# NumPy Basics: Arrays and Vectorized Computation

NumPy, short for Numerical Python, is one of the most important foundational packages for numerical computing in Python. Most computational packages providing scientific functionality use NumPy’s array objects as the lingua franca for data exchange.

Here are some of the things you’ll find in NumPy:

ndarray, an efficient multidimensional array providing fast array-oriented arithmetic operations and flexible broadcasting capabilities.

Mathematical functions for fast operations on entire arrays of data without having to write loops.

Tools for reading/writing array data to disk and working with memory-mapped files.

Linear algebra, random number generation, and Fourier transform capabilities.

A C API for connecting NumPy with libraries written in C, C++, or FORTRAN.
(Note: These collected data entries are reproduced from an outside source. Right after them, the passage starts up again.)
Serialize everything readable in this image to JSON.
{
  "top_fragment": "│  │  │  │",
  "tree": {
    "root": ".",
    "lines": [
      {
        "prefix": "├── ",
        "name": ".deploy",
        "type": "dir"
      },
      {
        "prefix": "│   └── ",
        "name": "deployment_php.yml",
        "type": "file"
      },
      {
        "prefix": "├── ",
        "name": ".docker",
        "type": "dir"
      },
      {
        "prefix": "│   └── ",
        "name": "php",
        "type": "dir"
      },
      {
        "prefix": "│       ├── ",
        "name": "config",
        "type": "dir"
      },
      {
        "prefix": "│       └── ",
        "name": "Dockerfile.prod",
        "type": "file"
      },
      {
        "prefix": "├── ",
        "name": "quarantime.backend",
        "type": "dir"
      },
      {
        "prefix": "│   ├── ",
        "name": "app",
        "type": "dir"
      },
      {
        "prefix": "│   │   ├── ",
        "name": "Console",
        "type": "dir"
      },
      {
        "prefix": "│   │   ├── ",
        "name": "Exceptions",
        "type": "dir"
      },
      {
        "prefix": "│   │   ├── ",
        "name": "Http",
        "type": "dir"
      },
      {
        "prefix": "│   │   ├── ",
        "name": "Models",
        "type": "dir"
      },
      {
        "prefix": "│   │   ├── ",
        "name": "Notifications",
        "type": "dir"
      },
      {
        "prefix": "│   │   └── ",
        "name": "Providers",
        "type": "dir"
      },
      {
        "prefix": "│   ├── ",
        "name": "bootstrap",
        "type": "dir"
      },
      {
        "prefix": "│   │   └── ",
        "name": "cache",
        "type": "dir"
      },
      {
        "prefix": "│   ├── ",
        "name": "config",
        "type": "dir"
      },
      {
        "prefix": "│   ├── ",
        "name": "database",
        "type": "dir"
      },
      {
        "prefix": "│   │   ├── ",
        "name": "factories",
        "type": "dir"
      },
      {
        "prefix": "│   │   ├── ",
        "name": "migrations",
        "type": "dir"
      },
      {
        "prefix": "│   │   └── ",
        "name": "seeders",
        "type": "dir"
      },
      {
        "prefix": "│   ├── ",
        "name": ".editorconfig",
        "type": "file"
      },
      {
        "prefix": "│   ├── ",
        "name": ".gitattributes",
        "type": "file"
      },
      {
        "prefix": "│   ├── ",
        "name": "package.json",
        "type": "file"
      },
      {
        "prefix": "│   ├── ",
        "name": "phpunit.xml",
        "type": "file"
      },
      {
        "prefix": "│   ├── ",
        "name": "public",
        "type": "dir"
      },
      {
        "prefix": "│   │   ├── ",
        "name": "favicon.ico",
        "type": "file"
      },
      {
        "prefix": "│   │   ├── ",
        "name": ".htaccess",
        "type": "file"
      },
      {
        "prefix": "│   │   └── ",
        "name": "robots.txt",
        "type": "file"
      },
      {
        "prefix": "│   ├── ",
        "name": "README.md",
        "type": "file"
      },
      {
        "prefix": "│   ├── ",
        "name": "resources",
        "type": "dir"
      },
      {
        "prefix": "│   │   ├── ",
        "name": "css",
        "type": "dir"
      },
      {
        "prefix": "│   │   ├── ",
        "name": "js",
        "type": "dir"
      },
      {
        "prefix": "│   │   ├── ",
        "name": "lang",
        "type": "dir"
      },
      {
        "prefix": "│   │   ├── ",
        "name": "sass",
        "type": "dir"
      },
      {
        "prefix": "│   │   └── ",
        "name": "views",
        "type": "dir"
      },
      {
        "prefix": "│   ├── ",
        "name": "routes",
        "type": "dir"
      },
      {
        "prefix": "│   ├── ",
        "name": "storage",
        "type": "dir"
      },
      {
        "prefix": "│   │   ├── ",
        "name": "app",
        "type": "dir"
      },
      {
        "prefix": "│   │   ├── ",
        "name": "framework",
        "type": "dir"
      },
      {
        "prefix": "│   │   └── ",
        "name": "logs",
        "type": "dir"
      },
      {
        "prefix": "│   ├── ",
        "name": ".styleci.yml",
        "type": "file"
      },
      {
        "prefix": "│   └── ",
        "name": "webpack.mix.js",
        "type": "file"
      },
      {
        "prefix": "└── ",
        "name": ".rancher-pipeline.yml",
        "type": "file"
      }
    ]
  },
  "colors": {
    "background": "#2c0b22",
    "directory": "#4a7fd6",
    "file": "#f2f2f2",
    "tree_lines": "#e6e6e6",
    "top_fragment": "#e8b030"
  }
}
Because NumPy provides an easy-to-use C API, it is straightforward to pass data to external libraries written in a low-level language and also for external libraries to return data to Python as NumPy arrays. This feature has made Python a language of choice for wrapping legacy C/C++/Fortran codebases and giving them a dynamic and easy-to-use interface.

While NumPy by itself does not provide modeling or scientific functionality, having an understanding of NumPy arrays and array-oriented computing will help you use tools with array-oriented semantics, like pandas, much more effectively. Since NumPy is a large topic, I will cover many advanced NumPy features like broadcasting in more depth later (see Appendix A).

For most data analysis applications, the main areas of functionality I’ll focus on are:

Fast vectorized array operations for data munging and cleaning, subsetting and filtering, transformation, and any other kinds of computations

Common array algorithms like sorting, unique, and set operations

Efficient descriptive statistics and aggregating/summarizing data

Data alignment and relational data manipulations for merging and joining together heterogeneous datasets

Expressing conditional logic as array expressions instead of loops with if-elif-else branches

Group-wise data manipulations (aggregation, transformation, function application)

While NumPy provides a computational foundation for general numerical data processing, many readers will want to use pandas as the basis for most kinds of statistics or analytics, especially on tabular data. pandas also provides some more domain-specific functionality like time series manipulation, which is not present in NumPy.